L’oggetto materno psichico sostituisce per il bambino la situazione fetale biologica”.
(S. Freud, 1926 )
“All’inizio c’è la non integrazione, non c’è legame tra corpo e psiche
e nessun luogo per una realtà non-me”.
(D. W. Winnicott 1988)
Con questo ultimo impegno editoriale Basilio Bonfiglio accompagna il lettore nel suo itinerario di avvicinamento professionale e personale all’ambito della cura della salute mentale, in continuità con i precedenti volumi, in particolare quello del 2018 di cui questo testo è la naturale prosecuzione.
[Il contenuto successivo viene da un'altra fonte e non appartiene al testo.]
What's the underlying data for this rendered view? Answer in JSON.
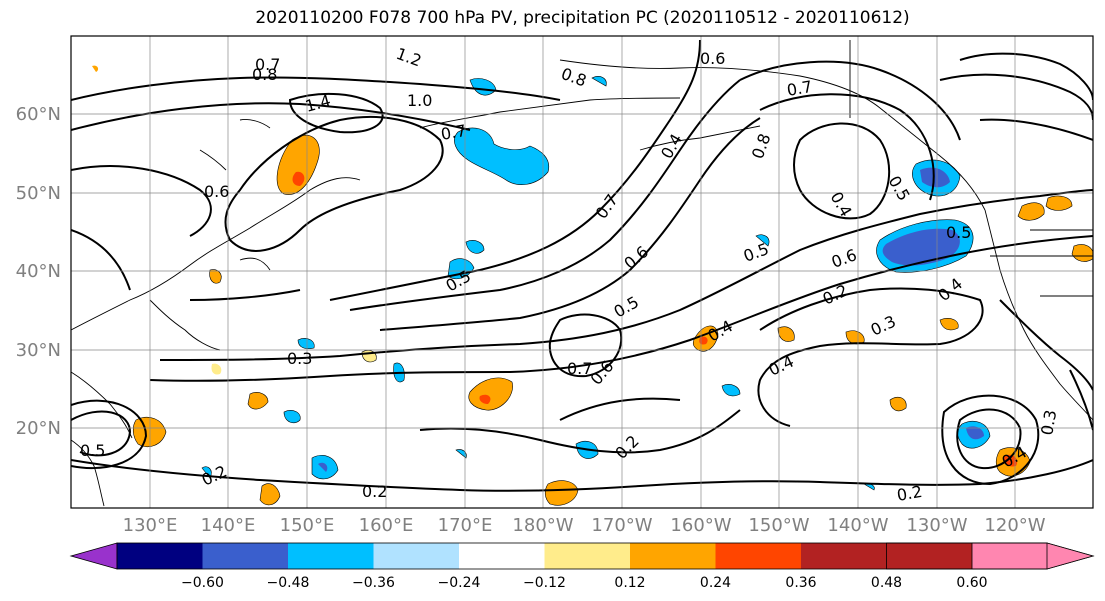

Le questioni trattate sono attuali e risuonano con un interesse sempre più esteso, un ritrovato desiderio della psicoanalisi nel dare un contributo allo studio e alla cura della psicosi.
Il modo di procedere, costituito da un continuo dialogo a più voci tra contributi teorici ed esemplificazioni cliniche, stimola in maniera discreta a formulare una personale riflessione sulle questioni prese in considerazione e confrontarle emotivamente con la propria esperienza.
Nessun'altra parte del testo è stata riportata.